I run a small 2 domain controller Active Directory shop. Our servers also provide DNS and DHCP to our entire lab. One of our servers is on Win2kr2 and the other server is on Win2016. I think our functional domain level is 2008 (I need to check). I’d like to upgrade our win12r2 server to win2016. Microsoft recommends demoting the AD server, removing from the domain, and standing up a freshly installed server. Is this overkill or extremely wise move? CAN you demote 1 of your 2 domain controllers? Any other gotchas you could think of, especially since they’re running DNS and DHCP? I’ve already moved the FSMO roles over to the 2016 server. Your help is appreciated.

Reply to Post

9 Comments

[-]

Glum_Competition561@reddit

I have done in place upgrades in place many times without issue. That being said, its not best practice or wise. If you attempt it, back it up a couple different ways before hand. I also would never recommend it in any environment with more than one DC, or generally complex environments. In other words, if its a small network, one DC, and only if your backups are solid. . Its better to go the route everyone else is mentioning. In your specific case I would advise against it.

[-]

TuntheFish@reddit

Make sure to move the FSMO roles over before demoting.. I think that the wizard will check/solve this for you when your in the process of demoting but something to keep your eye on,

[-]

Chance_Brilliant_138@reddit (OP)

This is all been great info, thanks everyone for your responses.

[-]

RetroactiveRecursion@reddit

This video isn't exactly what you're doing but it helped me immensely and may be useful. I know just enough about windows server admin to be dangerous, and I pulled it off without a hitch last year [https://www.youtube.com/watch?v=bpJwZNX1MT8](https://www.youtube.com/watch?v=bpJwZNX1MT8)

[-]

breakwaterlabs@reddit

Demote first and do a clean install. Also avoid 2016: * 2019 brings the new Windows LAPS * 2016 had big issues with slow updates and boot loops * 2022 is out and is supported for far longer

[-]

NoLongerGage@reddit

Agree here. I am in the process of upgrading all of our DCs to 2019 and up (much bigger shop). I would also read about the functional levels and see what may be of use in your environment. If you really are 2008 there are quite a few new features : https://learn.microsoft.com/en-us/windows-server/identity/ad-ds/active-directory-functional-levels

[-]

nate-isu@reddit

Migrate all roles & services to the 'secondary' 2016 server. Demote and remove old server. Stand up server 2022 Core and only install DHCP/DNS or other necessary Microsoft roles. No other third party BS software. Now you have a GUI DC for those that don't know about RSAT tools and a lightweight DC that's super easy to upgrade in the future; in fact, I'd have no qualms doing an in-place upgrade of server core with minimal/simple roles installed.

[-]

kntmeng@reddit

Yes, demote and build fresh is best practice.
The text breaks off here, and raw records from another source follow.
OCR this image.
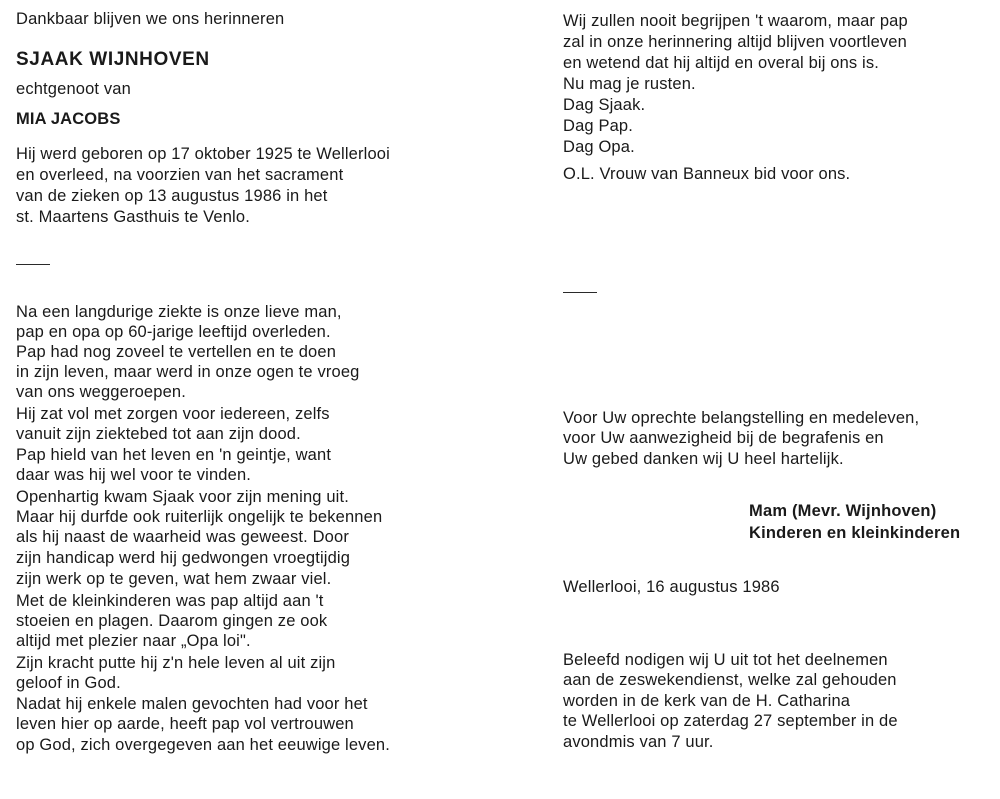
Dankbaar blijven we ons herinneren
SJAAK WIJNHOVEN
echtgenoot van
MIA JACOBS
Hij werd geboren op 17 oktober 1925 te Wellerlooi
en overleed, na voorzien van het sacrament
van de zieken op 13 augustus 1986 in het
st. Maartens Gasthuis te Venlo.
Na een langdurige ziekte is onze lieve man,
pap en opa op 60-jarige leeftijd overleden.
Pap had nog zoveel te vertellen en te doen
in zijn leven, maar werd in onze ogen te vroeg
van ons weggeroepen.
Hij zat vol met zorgen voor iedereen, zelfs
vanuit zijn ziektebed tot aan zijn dood.
Pap hield van het leven en 'n geintje, want
daar was hij wel voor te vinden.
Openhartig kwam Sjaak voor zijn mening uit.
Maar hij durfde ook ruiterlijk ongelijk te bekennen
als hij naast de waarheid was geweest. Door
zijn handicap werd hij gedwongen vroegtijdig
zijn werk op te geven, wat hem zwaar viel.
Met de kleinkinderen was pap altijd aan 't
stoeien en plagen. Daarom gingen ze ook
altijd met plezier naar „Opa loi".
Zijn kracht putte hij z'n hele leven al uit zijn
geloof in God.
Nadat hij enkele malen gevochten had voor het
leven hier op aarde, heeft pap vol vertrouwen
op God, zich overgegeven aan het eeuwige leven.
Wij zullen nooit begrijpen 't waarom, maar pap
zal in onze herinnering altijd blijven voortleven
en wetend dat hij altijd en overal bij ons is.
Nu mag je rusten.
Dag Sjaak.
Dag Pap.
Dag Opa.
O.L. Vrouw van Banneux bid voor ons.
Voor Uw oprechte belangstelling en medeleven,
voor Uw aanwezigheid bij de begrafenis en
Uw gebed danken wij U heel hartelijk.
Mam (Mevr. Wijnhoven)
Kinderen en kleinkinderen
Wellerlooi, 16 augustus 1986
Beleefd nodigen wij U uit tot het deelnemen
aan de zeswekendienst, welke zal gehouden
worden in de kerk van de H. Catharina
te Wellerlooi op zaterdag 27 september in de
avondmis van 7 uur.
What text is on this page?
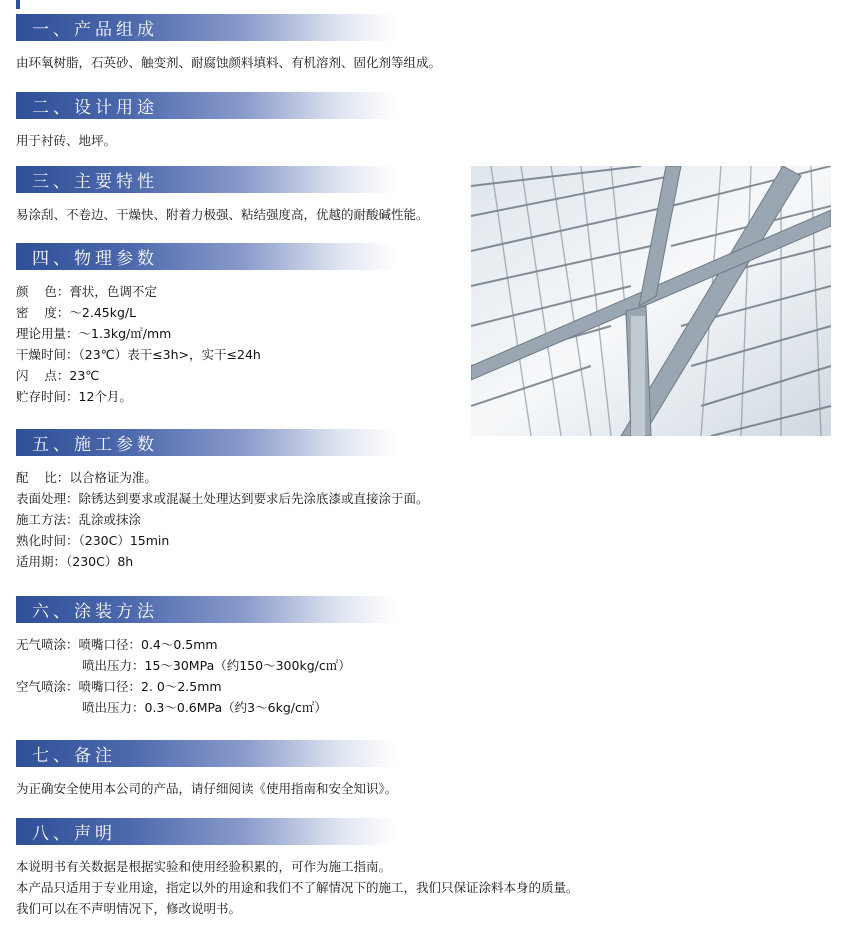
一、产品组成

由环氧树脂，石英砂、触变剂、耐腐蚀颜料填料、有机溶剂、固化剂等组成。

二、设计用途

用于衬砖、地坪。

三、主要特性

易涂刮、不卷边、干燥快、附着力极强、粘结强度高，优越的耐酸碱性能。

四、物理参数

颜    色：膏状，色调不定

密    度：～2.45kg/L

理论用量：～1.3kg/㎡/mm

干燥时间：（23℃）表干≤3h>，实干≤24h

闪    点：23℃

贮存时间：12个月。

五、施工参数

配    比：以合格证为准。

表面处理：除锈达到要求或混凝土处理达到要求后先涂底漆或直接涂于面。

施工方法：乱涂或抹涂

熟化时间：（230C）15min

适用期：（230C）8h

六、涂装方法

无气喷涂：喷嘴口径：0.4～0.5mm

喷出压力：15～30MPa（约150～300kg/c㎡）

空气喷涂：喷嘴口径：2. 0～2.5mm

喷出压力：0.3～0.6MPa（约3～6kg/c㎡）

七、备注

为正确安全使用本公司的产品，请仔细阅读《使用指南和安全知识》。

八、声明

本说明书有关数据是根据实验和使用经验积累的，可作为施工指南。

本产品只适用于专业用途，指定以外的用途和我们不了解情况下的施工，我们只保证涂料本身的质量。

我们可以在不声明情况下，修改说明书。
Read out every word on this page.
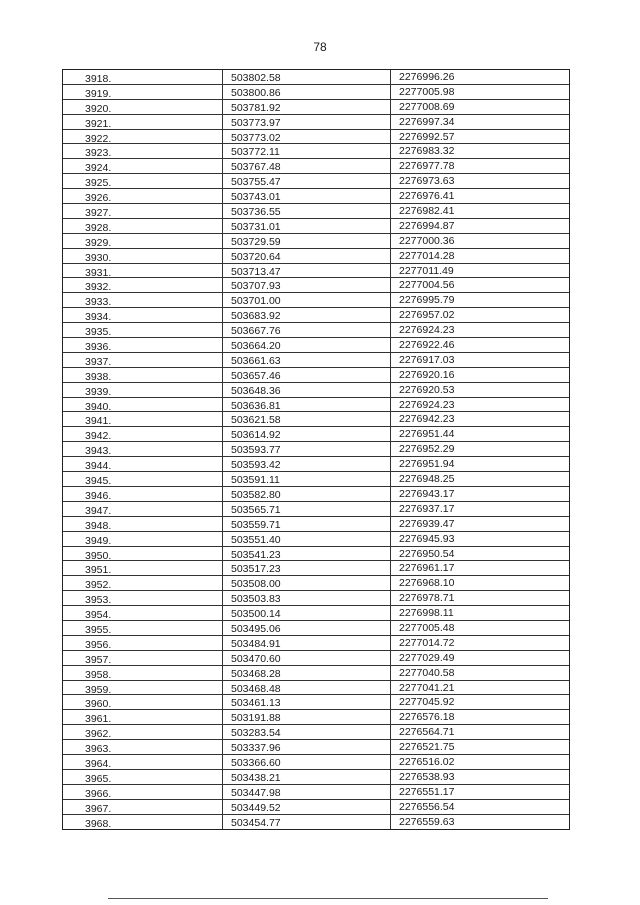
78
3918.	503802.58	2276996.26
3919.	503800.86	2277005.98
3920.	503781.92	2277008.69
3921.	503773.97	2276997.34
3922.	503773.02	2276992.57
3923.	503772.11	2276983.32
3924.	503767.48	2276977.78
3925.	503755.47	2276973.63
3926.	503743.01	2276976.41
3927.	503736.55	2276982.41
3928.	503731.01	2276994.87
3929.	503729.59	2277000.36
3930.	503720.64	2277014.28
3931.	503713.47	2277011.49
3932.	503707.93	2277004.56
3933.	503701.00	2276995.79
3934.	503683.92	2276957.02
3935.	503667.76	2276924.23
3936.	503664.20	2276922.46
3937.	503661.63	2276917.03
3938.	503657.46	2276920.16
3939.	503648.36	2276920.53
3940.	503636.81	2276924.23
3941.	503621.58	2276942.23
3942.	503614.92	2276951.44
3943.	503593.77	2276952.29
3944.	503593.42	2276951.94
3945.	503591.11	2276948.25
3946.	503582.80	2276943.17
3947.	503565.71	2276937.17
3948.	503559.71	2276939.47
3949.	503551.40	2276945.93
3950.	503541.23	2276950.54
3951.	503517.23	2276961.17
3952.	503508.00	2276968.10
3953.	503503.83	2276978.71
3954.	503500.14	2276998.11
3955.	503495.06	2277005.48
3956.	503484.91	2277014.72
3957.	503470.60	2277029.49
3958.	503468.28	2277040.58
3959.	503468.48	2277041.21
3960.	503461.13	2277045.92
3961.	503191.88	2276576.18
3962.	503283.54	2276564.71
3963.	503337.96	2276521.75
3964.	503366.60	2276516.02
3965.	503438.21	2276538.93
3966.	503447.98	2276551.17
3967.	503449.52	2276556.54
3968.	503454.77	2276559.63
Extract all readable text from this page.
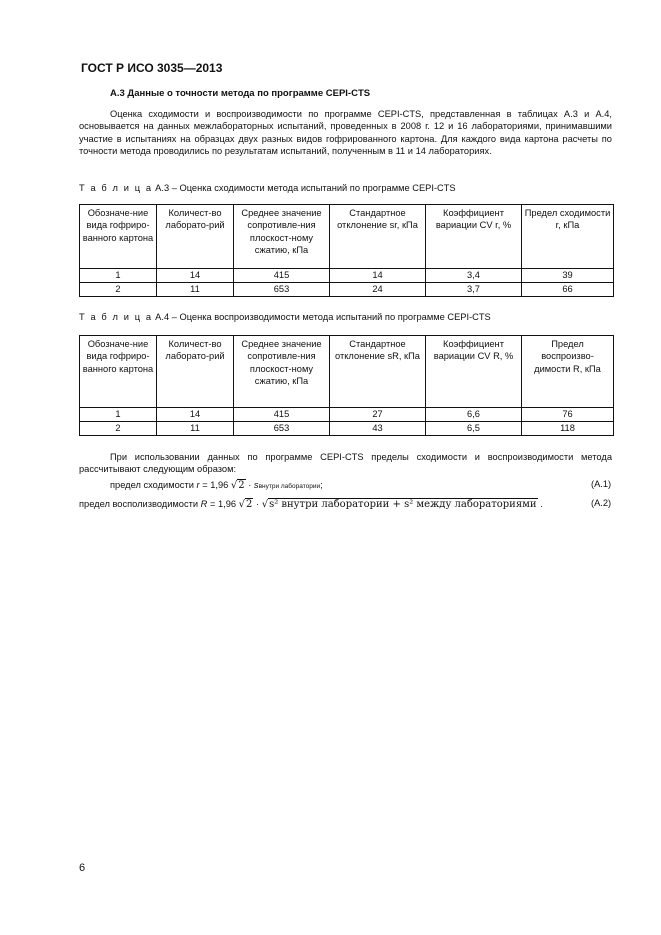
ГОСТ Р ИСО 3035—2013
А.3 Данные о точности метода по программе CEPI-CTS
Оценка сходимости и воспроизводимости по программе CEPI-CTS, представленная в таблицах А.3 и А.4, основывается на данных межлабораторных испытаний, проведенных в 2008 г. 12 и 16 лабораториями, принимавшими участие в испытаниях на образцах двух разных видов гофрированного картона. Для каждого вида картона расчеты по точности метода проводились по результатам испытаний, полученным в 11 и 14 лабораториях.
Т а б л и ц а А.3 – Оценка сходимости метода испытаний по программе CEPI-CTS
Обозначе-ние вида гофриро-ванного картона	Количест-во лаборато-рий	Среднее значение сопротивле-ния плоскост-ному сжатию, кПа	Стандартное отклонение sr, кПа	Коэффициент вариации CV r, %	Предел сходимости r, кПа
1	14	415	14	3,4	39
2	11	653	24	3,7	66
Т а б л и ц а А.4 – Оценка воспроизводимости метода испытаний по программе CEPI-CTS
Обозначе-ние вида гофриро-ванного картона	Количест-во лаборато-рий	Среднее значение сопротивле-ния плоскост-ному сжатию, кПа	Стандартное отклонение sR, кПа	Коэффициент вариации CV R, %	Предел воспроизво-димости R, кПа
1	14	415	27	6,6	76
2	11	653	43	6,5	118
При использовании данных по программе CEPI-CTS пределы сходимости и воспроизводимости метода рассчитывают следующим образом:
предел сходимости r = 1,96 √2 · sвнутри лаборатории;	(A.1)
предел восполизводимости R = 1,96 √2 · √s² внутри лаборатории + s² между лабораториями .	(A.2)
6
You'll get MS fresh server defaults for better security at that point. As stated, pay attention to what is running on the DC being demoted so you know what needs to be redone or considered. Have a good backup, just in case, communication with stakeholders is important. The assumption here is you know the environment well and don't have boxes only pointed to one DC. If so, fix that first else you'll have outages if you run a 24x7 shop when the one box is demoted as clients might not find other DCs or DNS servers. With that said, I have done in place upgrades of DCs before, it works, but I only do that in unique situations. Good luck.

[-]

Colossus-of-Roads@reddit

Extremely wise, I really wouldn't do an in-place upgrade of a DC. Of course, you'll have other considerations - backing up DHCP, checking for non-integrated DNS zones, conditional forwarders, actual forwarder config etc. All doable but make a list.